3. Gifts are not deductible.

Other than deductible charitable contributions, the value of a gift is generally not (income tax) deductible.

4. Who pays the gift tax?

Even if a gift is subject to gift tax, there is no tax liability (tax due) until the total value of lifetime gifts by the donor (the one making the gift) exceeds the gift tax exemption amount, which is $5.45 million for 2016.  It is the donor (the giver) who is taxed.  A recipient of a gift has no tax liability.

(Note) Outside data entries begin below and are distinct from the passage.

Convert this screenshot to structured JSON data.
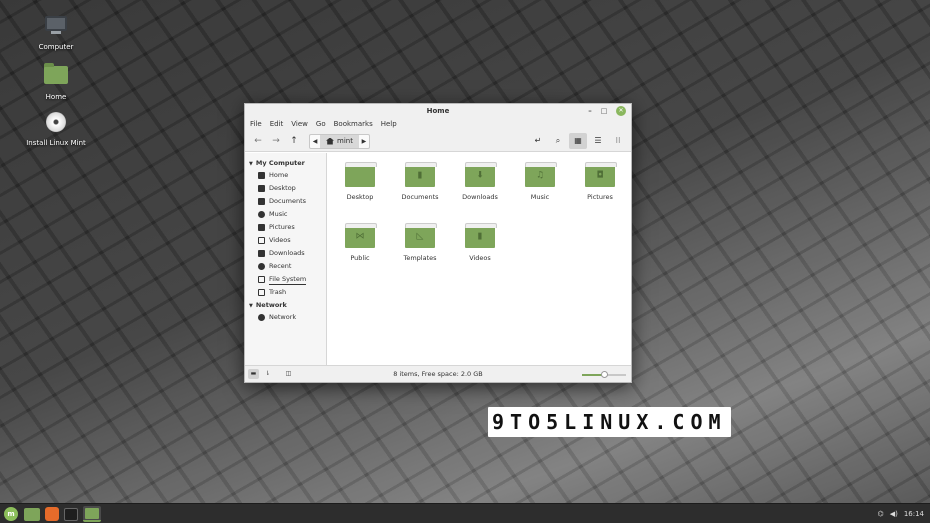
{
  "desktop": {
    "icons": [
      {
        "label": "Computer",
        "icon": "computer-icon"
      },
      {
        "label": "Home",
        "icon": "home-folder-icon"
      },
      {
        "label": "Install Linux Mint",
        "icon": "disc-icon"
      }
    ]
  },
  "window": {
    "title": "Home",
    "menu": [
      "File",
      "Edit",
      "View",
      "Go",
      "Bookmarks",
      "Help"
    ],
    "pathbar": {
      "current": "mint"
    },
    "sidebar": {
      "sections": [
        {
          "title": "My Computer",
          "items": [
            {
              "label": "Home",
              "icon": "home-icon"
            },
            {
              "label": "Desktop",
              "icon": "desktop-icon"
            },
            {
              "label": "Documents",
              "icon": "document-icon"
            },
            {
              "label": "Music",
              "icon": "music-icon"
            },
            {
              "label": "Pictures",
              "icon": "camera-icon"
            },
            {
              "label": "Videos",
              "icon": "film-icon"
            },
            {
              "label": "Downloads",
              "icon": "download-icon"
            },
            {
              "label": "Recent",
              "icon": "clock-icon"
            },
            {
              "label": "File System",
              "icon": "drive-icon"
            },
            {
              "label": "Trash",
              "icon": "trash-icon"
            }
          ]
        },
        {
          "title": "Network",
          "items": [
            {
              "label": "Network",
              "icon": "globe-icon"
            }
          ]
        }
      ]
    },
    "folders": [
      {
        "label": "Desktop",
        "emblem": ""
      },
      {
        "label": "Documents",
        "emblem": "▮"
      },
      {
        "label": "Downloads",
        "emblem": "⬇"
      },
      {
        "label": "Music",
        "emblem": "♫"
      },
      {
        "label": "Pictures",
        "emblem": "◘"
      },
      {
        "label": "Public",
        "emblem": "⋈"
      },
      {
        "label": "Templates",
        "emblem": "◺"
      },
      {
        "label": "Videos",
        "emblem": "▮"
      }
    ],
    "status": "8 items, Free space: 2.0 GB",
    "zoom_level": 0.5
  },
  "watermark": {
    "text": "9TO5LINUX.COM"
  },
  "taskbar": {
    "apps": [
      "menu-icon",
      "show-desktop-icon",
      "firefox-icon",
      "terminal-icon",
      "files-icon"
    ],
    "clock": "16:14"
  },
  "colors": {
    "accent": "#7ea55a",
    "panel": "#2d2d2d"
  }
}
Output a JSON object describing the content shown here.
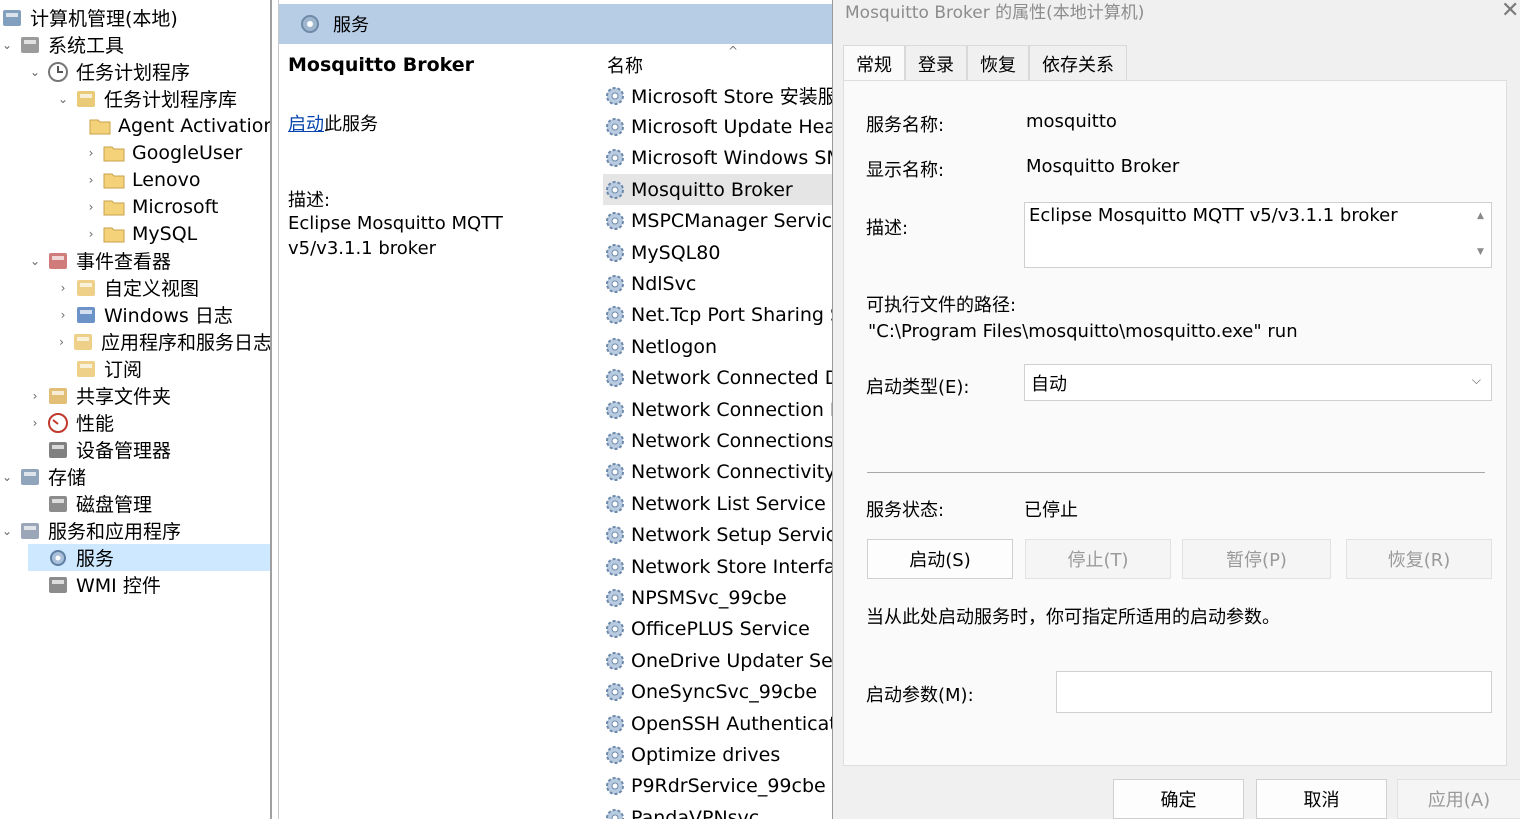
{
  "tree": {
    "items": [
      {
        "label": "计算机管理(本地)",
        "icon": "computer-management-icon"
      },
      {
        "label": "系统工具",
        "icon": "system-tools-icon"
      },
      {
        "label": "任务计划程序",
        "icon": "clock-icon"
      },
      {
        "label": "任务计划程序库",
        "icon": "task-library-icon"
      },
      {
        "label": "Agent Activation",
        "icon": "folder-icon"
      },
      {
        "label": "GoogleUser",
        "icon": "folder-icon"
      },
      {
        "label": "Lenovo",
        "icon": "folder-icon"
      },
      {
        "label": "Microsoft",
        "icon": "folder-icon"
      },
      {
        "label": "MySQL",
        "icon": "folder-icon"
      },
      {
        "label": "事件查看器",
        "icon": "event-viewer-icon"
      },
      {
        "label": "自定义视图",
        "icon": "custom-views-icon"
      },
      {
        "label": "Windows 日志",
        "icon": "windows-logs-icon"
      },
      {
        "label": "应用程序和服务日志",
        "icon": "app-logs-icon"
      },
      {
        "label": "订阅",
        "icon": "subscriptions-icon"
      },
      {
        "label": "共享文件夹",
        "icon": "shared-folders-icon"
      },
      {
        "label": "性能",
        "icon": "performance-icon"
      },
      {
        "label": "设备管理器",
        "icon": "device-manager-icon"
      },
      {
        "label": "存储",
        "icon": "storage-icon"
      },
      {
        "label": "磁盘管理",
        "icon": "disk-management-icon"
      },
      {
        "label": "服务和应用程序",
        "icon": "services-apps-icon"
      },
      {
        "label": "服务",
        "icon": "services-icon"
      },
      {
        "label": "WMI 控件",
        "icon": "wmi-icon"
      }
    ]
  },
  "services_pane": {
    "header_title": "服务",
    "selected_service_name": "Mosquitto Broker",
    "start_link": "启动",
    "start_link_suffix": "此服务",
    "description_label": "描述:",
    "description_text": "Eclipse Mosquitto MQTT v5/v3.1.1 broker",
    "column_name": "名称",
    "sort_indicator": "^",
    "services": [
      "Microsoft Store 安装服务",
      "Microsoft Update Health",
      "Microsoft Windows SMS",
      "Mosquitto Broker",
      "MSPCManager Service (",
      "MySQL80",
      "NdlSvc",
      "Net.Tcp Port Sharing Ser",
      "Netlogon",
      "Network Connected Dev",
      "Network Connection Bro",
      "Network Connections",
      "Network Connectivity As",
      "Network List Service",
      "Network Setup Service",
      "Network Store Interface",
      "NPSMSvc_99cbe",
      "OfficePLUS Service",
      "OneDrive Updater Servic",
      "OneSyncSvc_99cbe",
      "OpenSSH Authentication",
      "Optimize drives",
      "P9RdrService_99cbe",
      "PandaVPNsvc"
    ]
  },
  "dialog": {
    "title": "Mosquitto Broker 的属性(本地计算机)",
    "close": "✕",
    "tabs": [
      "常规",
      "登录",
      "恢复",
      "依存关系"
    ],
    "service_name_label": "服务名称:",
    "service_name_value": "mosquitto",
    "display_name_label": "显示名称:",
    "display_name_value": "Mosquitto Broker",
    "description_label": "描述:",
    "description_value": "Eclipse Mosquitto MQTT v5/v3.1.1 broker",
    "path_label": "可执行文件的路径:",
    "path_value": "\"C:\\Program Files\\mosquitto\\mosquitto.exe\" run",
    "startup_type_label": "启动类型(E):",
    "startup_type_value": "自动",
    "status_label": "服务状态:",
    "status_value": "已停止",
    "start_button": "启动(S)",
    "stop_button": "停止(T)",
    "pause_button": "暂停(P)",
    "resume_button": "恢复(R)",
    "hint_text": "当从此处启动服务时，你可指定所适用的启动参数。",
    "params_label": "启动参数(M):",
    "params_value": "",
    "ok_button": "确定",
    "cancel_button": "取消",
    "apply_button": "应用(A)"
  },
  "colors": {
    "header_bg": "#b7cde6",
    "selection": "#cde8ff",
    "link": "#0645ad",
    "dialog_bg": "#f0f0f0"
  }
}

The use of gifting is not a one-size-fits all plan and there are a number of ideas that you may want to consider while tax planning.  Specifically, if you consider the math on using the annual exclusion, it may be possible to transfer some value of your farm to your kids during life without a tax consequence at the time of transfer.  However, there are a number of related issues that you should consider such as whether you want to share ownership during your life, your tax basis, and whether your estate will be subject to federal estate tax liability.